I suspect that we'll all agree this is sub optimal, but it follows what's already in place.
I've tested this, and it does appear to work when sending to other SIPE users and to native Lync 2013 clients.
Another interesting behavior I don't yet have a patch for (and could honestly use some help with) is receiving URL's. When I have a contact send me a URL I see the URL description with escaped ampersands, but the links href also has them which results in the URL correctly opening. It would break, however, if I tried to copy that URL and paste it to another user. I'm not sure if this is something SIPE can fix or if it's a pidgin issue.
Thanks,
Michael
As to the why: the Microsoft clients don't like HTML.
Based on the provided information I'm not able to reproduce the problem. I entered a URL in 3 different ways in the message window:
In all 3 cases I got the same result, similar to this log excerpt:
I'm inclined to close this bug as WORKSFORME.
The URL needs a traditionally escaped character in it. The most likely one to encounter would be an ampersand. Try this one:
http://kb.vmware.com/selfservice/microsites/search.do?language=en_US&cmd=displayKC&externalId=2058911
IMHO this is a bug in Pidgin.
case 1: type in
http://does.not.exist.com/test?a=1&b=2
case 2: copy and paste text
http://does.not.exist.com/test?a=1&b=2
case 3: type in
http://does.not.exist.com/test?searchterm=text1&text2
Cases 2 & 3 are indistinguishable for SIPE, i.e. applying your patch will fix case 2, but then case 3 will be broken.
I would file a bug against Pidgin.

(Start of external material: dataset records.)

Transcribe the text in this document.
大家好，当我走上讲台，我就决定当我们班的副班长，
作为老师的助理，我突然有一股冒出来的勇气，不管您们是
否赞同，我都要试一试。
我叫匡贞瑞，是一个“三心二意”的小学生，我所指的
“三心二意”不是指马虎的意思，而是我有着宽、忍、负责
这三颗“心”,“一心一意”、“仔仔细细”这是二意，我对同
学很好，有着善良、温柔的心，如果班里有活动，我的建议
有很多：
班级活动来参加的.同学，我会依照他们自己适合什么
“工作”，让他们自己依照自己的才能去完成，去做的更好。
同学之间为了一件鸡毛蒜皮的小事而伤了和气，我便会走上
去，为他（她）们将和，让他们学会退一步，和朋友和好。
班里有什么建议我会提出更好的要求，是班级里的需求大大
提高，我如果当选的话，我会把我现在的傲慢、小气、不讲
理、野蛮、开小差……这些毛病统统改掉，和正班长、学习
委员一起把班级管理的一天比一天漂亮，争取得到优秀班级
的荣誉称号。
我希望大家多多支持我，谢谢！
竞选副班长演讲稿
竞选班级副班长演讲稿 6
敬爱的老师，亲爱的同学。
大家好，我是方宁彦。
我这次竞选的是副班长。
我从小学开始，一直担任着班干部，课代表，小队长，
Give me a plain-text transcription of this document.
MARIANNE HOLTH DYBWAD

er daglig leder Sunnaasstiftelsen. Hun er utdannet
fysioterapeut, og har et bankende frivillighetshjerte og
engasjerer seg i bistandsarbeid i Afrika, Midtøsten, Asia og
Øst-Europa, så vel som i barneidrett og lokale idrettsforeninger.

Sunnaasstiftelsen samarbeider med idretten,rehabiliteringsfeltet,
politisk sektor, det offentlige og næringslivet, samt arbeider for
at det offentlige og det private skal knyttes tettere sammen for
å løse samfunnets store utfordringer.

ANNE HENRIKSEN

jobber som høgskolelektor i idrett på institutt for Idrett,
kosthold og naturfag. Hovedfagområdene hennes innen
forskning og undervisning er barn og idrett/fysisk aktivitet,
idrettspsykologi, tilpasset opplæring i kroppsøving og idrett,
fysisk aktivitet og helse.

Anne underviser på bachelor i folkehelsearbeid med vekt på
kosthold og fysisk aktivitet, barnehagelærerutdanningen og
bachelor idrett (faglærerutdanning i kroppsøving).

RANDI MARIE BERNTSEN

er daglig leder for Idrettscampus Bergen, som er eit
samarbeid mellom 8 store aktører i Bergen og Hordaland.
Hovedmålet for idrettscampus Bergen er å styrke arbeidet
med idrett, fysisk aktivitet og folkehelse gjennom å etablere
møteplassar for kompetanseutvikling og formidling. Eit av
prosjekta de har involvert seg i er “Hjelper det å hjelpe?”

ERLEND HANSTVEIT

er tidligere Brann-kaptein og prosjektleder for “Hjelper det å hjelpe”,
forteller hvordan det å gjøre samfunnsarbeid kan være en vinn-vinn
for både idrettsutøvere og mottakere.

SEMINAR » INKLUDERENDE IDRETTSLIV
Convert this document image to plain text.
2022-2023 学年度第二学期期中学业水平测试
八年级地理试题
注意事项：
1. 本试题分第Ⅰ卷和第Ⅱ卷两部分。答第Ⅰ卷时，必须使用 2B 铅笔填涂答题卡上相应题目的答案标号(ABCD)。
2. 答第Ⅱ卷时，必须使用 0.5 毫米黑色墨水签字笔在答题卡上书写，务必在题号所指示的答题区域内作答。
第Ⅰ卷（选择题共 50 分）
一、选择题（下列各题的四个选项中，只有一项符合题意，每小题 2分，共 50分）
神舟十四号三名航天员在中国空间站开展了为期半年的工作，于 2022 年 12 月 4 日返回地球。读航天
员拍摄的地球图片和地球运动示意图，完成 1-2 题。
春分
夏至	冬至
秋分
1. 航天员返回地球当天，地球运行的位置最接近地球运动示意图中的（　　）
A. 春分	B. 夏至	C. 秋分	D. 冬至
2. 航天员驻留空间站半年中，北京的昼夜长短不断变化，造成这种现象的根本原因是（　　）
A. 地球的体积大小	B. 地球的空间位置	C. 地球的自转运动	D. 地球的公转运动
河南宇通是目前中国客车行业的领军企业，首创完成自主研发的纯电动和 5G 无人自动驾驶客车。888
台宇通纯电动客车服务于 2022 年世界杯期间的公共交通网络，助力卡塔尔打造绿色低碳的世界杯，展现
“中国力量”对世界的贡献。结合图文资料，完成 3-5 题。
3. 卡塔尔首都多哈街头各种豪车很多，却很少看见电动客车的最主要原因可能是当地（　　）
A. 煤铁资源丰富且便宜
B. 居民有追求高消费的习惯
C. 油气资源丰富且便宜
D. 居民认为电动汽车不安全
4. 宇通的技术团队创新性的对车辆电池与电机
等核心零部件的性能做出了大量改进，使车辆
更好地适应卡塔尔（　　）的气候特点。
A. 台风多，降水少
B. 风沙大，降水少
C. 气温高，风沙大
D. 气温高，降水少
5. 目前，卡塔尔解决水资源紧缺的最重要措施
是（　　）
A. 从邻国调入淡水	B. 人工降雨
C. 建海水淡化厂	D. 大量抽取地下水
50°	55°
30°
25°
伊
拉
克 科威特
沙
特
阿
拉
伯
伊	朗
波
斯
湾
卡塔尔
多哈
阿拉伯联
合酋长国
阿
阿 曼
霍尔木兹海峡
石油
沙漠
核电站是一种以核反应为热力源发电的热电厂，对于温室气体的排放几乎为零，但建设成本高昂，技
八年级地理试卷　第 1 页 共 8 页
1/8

Why does it handle copy & pasted URL's differently from the same URL typed in by the user?
Unless I hear a better argument, I'm going to close this bug as INVALID.
This is some interesting (even buggy) behavior from pidgin with regard to case 1 and 3, but ultimately it's not really significant to this bug. Allow me to explain.
HTML standards strongly recommend ampersands be escaped in HTML attributes, and XHTML, being XML, absolutely requires it. Since what is being discussed here is a function in SIPE specifically designed to strip HTML it's appropriate to narrow the scope to the task at hand.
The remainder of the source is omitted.